As I contemplated today's concepts in the study, I found myself somewhat flustered. How do I get rid of pride? It feels next to impossible. I wondered where is the balance between humility and being a doormat? Has the way I've viewed this my whole life been completely wrong? What is true humility?
As I wondered that, I tried to think of a person I know who is humble. I hope no one will be offended when I say that I could think of no one. As for me, I'm full to overflowing with myself. And not one person I know demonstrates humility, at least not as a characterizing trait. Each person seems full of themselves in one glaring way or another. Of course, some folks are more humble than others, but ultimately, I could not think of any person that I can emulate so that I might learn how to be humble.
None.....save one.
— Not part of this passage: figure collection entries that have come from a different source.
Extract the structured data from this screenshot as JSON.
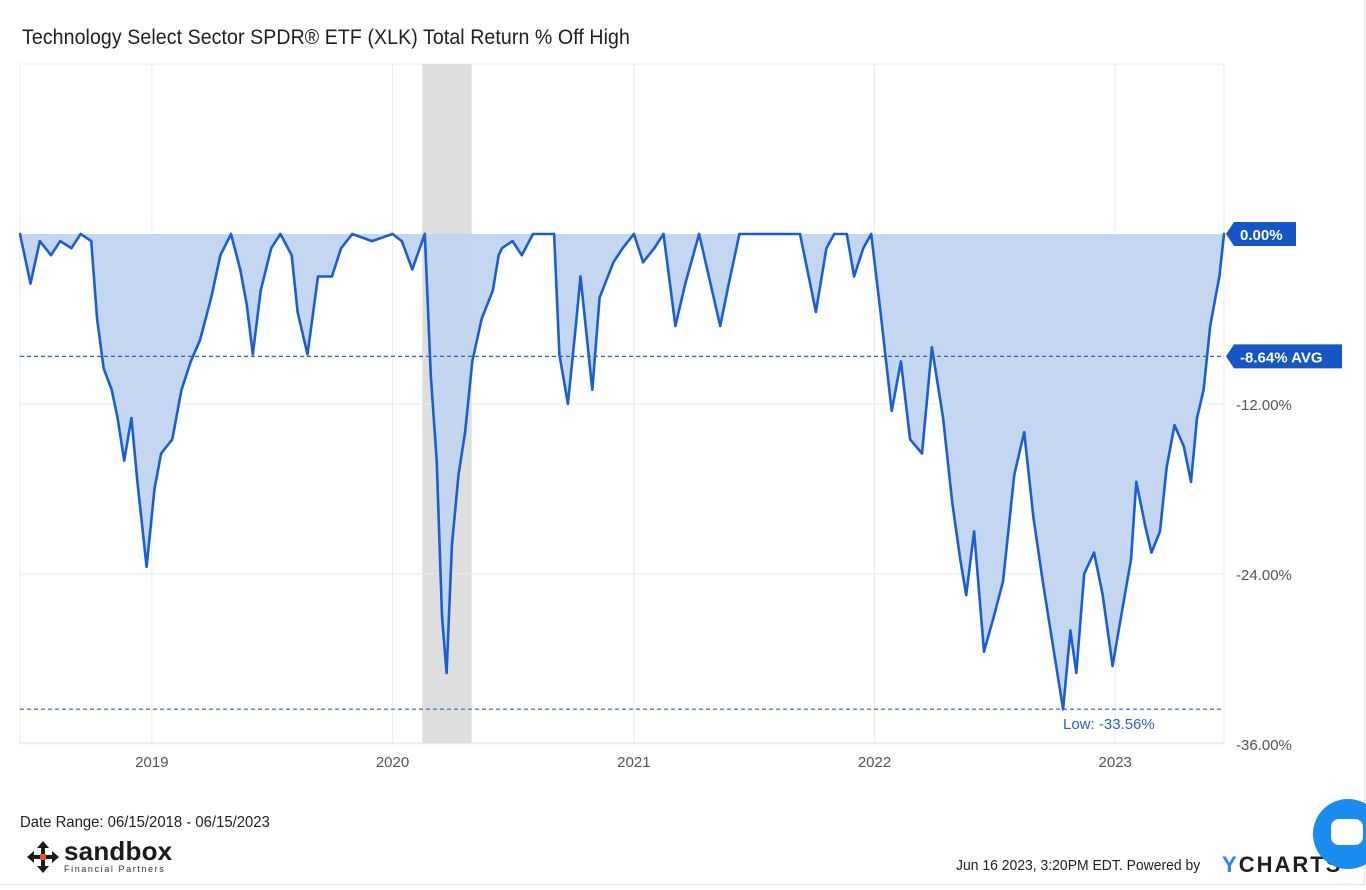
{
  "title": "Technology Select Sector SPDR® ETF (XLK) Total Return % Off High",
  "footer": {
    "date_range": "Date Range: 06/15/2018 - 06/15/2023",
    "timestamp": "Jun 16 2023, 3:20PM EDT. Powered by",
    "powered_brand_y": "Y",
    "powered_brand_rest": "CHARTS"
  },
  "logo": {
    "name": "sandbox",
    "subtitle": "Financial Partners"
  },
  "colors": {
    "line": "#1a5fd1",
    "fill": "#c2d4f0",
    "recession": "#dedede",
    "label_bg": "#1556c4",
    "axis_text": "#555555",
    "grid": "#ebebeb"
  },
  "chart_data": {
    "type": "area",
    "x_start": "2018-06-15",
    "x_end": "2023-06-15",
    "x_ticks": [
      {
        "date": "2019-01-01",
        "label": "2019"
      },
      {
        "date": "2020-01-01",
        "label": "2020"
      },
      {
        "date": "2021-01-01",
        "label": "2021"
      },
      {
        "date": "2022-01-01",
        "label": "2022"
      },
      {
        "date": "2023-01-01",
        "label": "2023"
      }
    ],
    "y_ticks": [
      {
        "value": 0,
        "label": "0.00%"
      },
      {
        "value": -12,
        "label": "-12.00%"
      },
      {
        "value": -24,
        "label": "-24.00%"
      },
      {
        "value": -36,
        "label": "-36.00%"
      }
    ],
    "ylim": [
      -36,
      12
    ],
    "recession_band": [
      "2020-02-15",
      "2020-04-30"
    ],
    "average": {
      "value": -8.64,
      "label": "-8.64% AVG"
    },
    "current": {
      "value": 0.0,
      "label": "0.00%"
    },
    "low": {
      "value": -33.56,
      "label": "Low: -33.56%"
    },
    "series": [
      {
        "points": [
          [
            "2018-06-15",
            0.0
          ],
          [
            "2018-07-01",
            -3.5
          ],
          [
            "2018-07-15",
            -0.5
          ],
          [
            "2018-08-01",
            -1.5
          ],
          [
            "2018-08-15",
            -0.5
          ],
          [
            "2018-09-01",
            -1.0
          ],
          [
            "2018-09-15",
            0.0
          ],
          [
            "2018-10-01",
            -0.5
          ],
          [
            "2018-10-10",
            -6.0
          ],
          [
            "2018-10-20",
            -9.5
          ],
          [
            "2018-11-01",
            -11.0
          ],
          [
            "2018-11-10",
            -13.0
          ],
          [
            "2018-11-20",
            -16.0
          ],
          [
            "2018-12-01",
            -13.0
          ],
          [
            "2018-12-10",
            -17.5
          ],
          [
            "2018-12-24",
            -23.5
          ],
          [
            "2019-01-05",
            -18.0
          ],
          [
            "2019-01-15",
            -15.5
          ],
          [
            "2019-02-01",
            -14.5
          ],
          [
            "2019-02-15",
            -11.0
          ],
          [
            "2019-03-01",
            -9.0
          ],
          [
            "2019-03-15",
            -7.5
          ],
          [
            "2019-04-01",
            -4.5
          ],
          [
            "2019-04-15",
            -1.5
          ],
          [
            "2019-05-01",
            0.0
          ],
          [
            "2019-05-15",
            -2.5
          ],
          [
            "2019-05-25",
            -5.0
          ],
          [
            "2019-06-03",
            -8.5
          ],
          [
            "2019-06-15",
            -4.0
          ],
          [
            "2019-07-01",
            -1.0
          ],
          [
            "2019-07-15",
            0.0
          ],
          [
            "2019-08-01",
            -1.5
          ],
          [
            "2019-08-10",
            -5.5
          ],
          [
            "2019-08-25",
            -8.5
          ],
          [
            "2019-09-10",
            -3.0
          ],
          [
            "2019-10-01",
            -3.0
          ],
          [
            "2019-10-15",
            -1.0
          ],
          [
            "2019-11-01",
            0.0
          ],
          [
            "2019-12-01",
            -0.5
          ],
          [
            "2020-01-01",
            0.0
          ],
          [
            "2020-01-15",
            -0.5
          ],
          [
            "2020-01-31",
            -2.5
          ],
          [
            "2020-02-19",
            0.0
          ],
          [
            "2020-02-28",
            -10.0
          ],
          [
            "2020-03-08",
            -16.0
          ],
          [
            "2020-03-16",
            -27.0
          ],
          [
            "2020-03-23",
            -31.0
          ],
          [
            "2020-03-31",
            -22.0
          ],
          [
            "2020-04-10",
            -17.0
          ],
          [
            "2020-04-20",
            -14.0
          ],
          [
            "2020-05-01",
            -9.0
          ],
          [
            "2020-05-15",
            -6.0
          ],
          [
            "2020-06-01",
            -4.0
          ],
          [
            "2020-06-10",
            -1.5
          ],
          [
            "2020-06-15",
            -1.0
          ],
          [
            "2020-07-01",
            -0.5
          ],
          [
            "2020-07-15",
            -1.5
          ],
          [
            "2020-08-01",
            0.0
          ],
          [
            "2020-08-15",
            0.0
          ],
          [
            "2020-09-02",
            0.0
          ],
          [
            "2020-09-10",
            -8.5
          ],
          [
            "2020-09-23",
            -12.0
          ],
          [
            "2020-10-05",
            -6.5
          ],
          [
            "2020-10-12",
            -3.0
          ],
          [
            "2020-10-30",
            -11.0
          ],
          [
            "2020-11-10",
            -4.5
          ],
          [
            "2020-12-01",
            -2.0
          ],
          [
            "2020-12-15",
            -1.0
          ],
          [
            "2021-01-01",
            0.0
          ],
          [
            "2021-01-15",
            -2.0
          ],
          [
            "2021-02-01",
            -1.0
          ],
          [
            "2021-02-15",
            0.0
          ],
          [
            "2021-03-05",
            -6.5
          ],
          [
            "2021-03-20",
            -3.5
          ],
          [
            "2021-04-10",
            0.0
          ],
          [
            "2021-05-12",
            -6.5
          ],
          [
            "2021-05-25",
            -3.5
          ],
          [
            "2021-06-10",
            0.0
          ],
          [
            "2021-07-01",
            0.0
          ],
          [
            "2021-08-01",
            0.0
          ],
          [
            "2021-09-10",
            0.0
          ],
          [
            "2021-10-04",
            -5.5
          ],
          [
            "2021-10-20",
            -1.0
          ],
          [
            "2021-11-01",
            0.0
          ],
          [
            "2021-11-20",
            0.0
          ],
          [
            "2021-12-01",
            -3.0
          ],
          [
            "2021-12-15",
            -1.0
          ],
          [
            "2021-12-27",
            0.0
          ],
          [
            "2022-01-10",
            -5.5
          ],
          [
            "2022-01-27",
            -12.5
          ],
          [
            "2022-02-10",
            -9.0
          ],
          [
            "2022-02-24",
            -14.5
          ],
          [
            "2022-03-14",
            -15.5
          ],
          [
            "2022-03-29",
            -8.0
          ],
          [
            "2022-04-15",
            -13.0
          ],
          [
            "2022-04-29",
            -19.0
          ],
          [
            "2022-05-11",
            -23.0
          ],
          [
            "2022-05-20",
            -25.5
          ],
          [
            "2022-06-01",
            -21.0
          ],
          [
            "2022-06-16",
            -29.5
          ],
          [
            "2022-07-01",
            -27.0
          ],
          [
            "2022-07-15",
            -24.5
          ],
          [
            "2022-08-01",
            -17.0
          ],
          [
            "2022-08-16",
            -14.0
          ],
          [
            "2022-08-30",
            -20.0
          ],
          [
            "2022-09-13",
            -24.5
          ],
          [
            "2022-09-30",
            -29.5
          ],
          [
            "2022-10-14",
            -33.56
          ],
          [
            "2022-10-25",
            -28.0
          ],
          [
            "2022-11-03",
            -31.0
          ],
          [
            "2022-11-15",
            -24.0
          ],
          [
            "2022-11-30",
            -22.5
          ],
          [
            "2022-12-13",
            -25.5
          ],
          [
            "2022-12-28",
            -30.5
          ],
          [
            "2023-01-10",
            -27.0
          ],
          [
            "2023-01-25",
            -23.0
          ],
          [
            "2023-02-02",
            -17.5
          ],
          [
            "2023-02-15",
            -20.5
          ],
          [
            "2023-02-25",
            -22.5
          ],
          [
            "2023-03-10",
            -21.0
          ],
          [
            "2023-03-20",
            -16.5
          ],
          [
            "2023-04-01",
            -13.5
          ],
          [
            "2023-04-15",
            -15.0
          ],
          [
            "2023-04-26",
            -17.5
          ],
          [
            "2023-05-05",
            -13.0
          ],
          [
            "2023-05-15",
            -11.0
          ],
          [
            "2023-05-25",
            -6.5
          ],
          [
            "2023-06-02",
            -4.5
          ],
          [
            "2023-06-08",
            -3.0
          ],
          [
            "2023-06-15",
            0.0
          ]
        ]
      }
    ]
  }
}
Jesus.
Once again, I am struck by the need to 'watch' Him more closely. To observe how he conducts himself. What does he say and do? How does he react? How would I have reacted in that situation? In each situation I find myself, I am reminded of the need to ask 'What Would Jesus Do'. It's not just a trite phrase, it should be the way all believers live.
Very difficult to do. If you know of any great books on this subject or have heard useful teaching, I'd love for you to let me know in the comments section.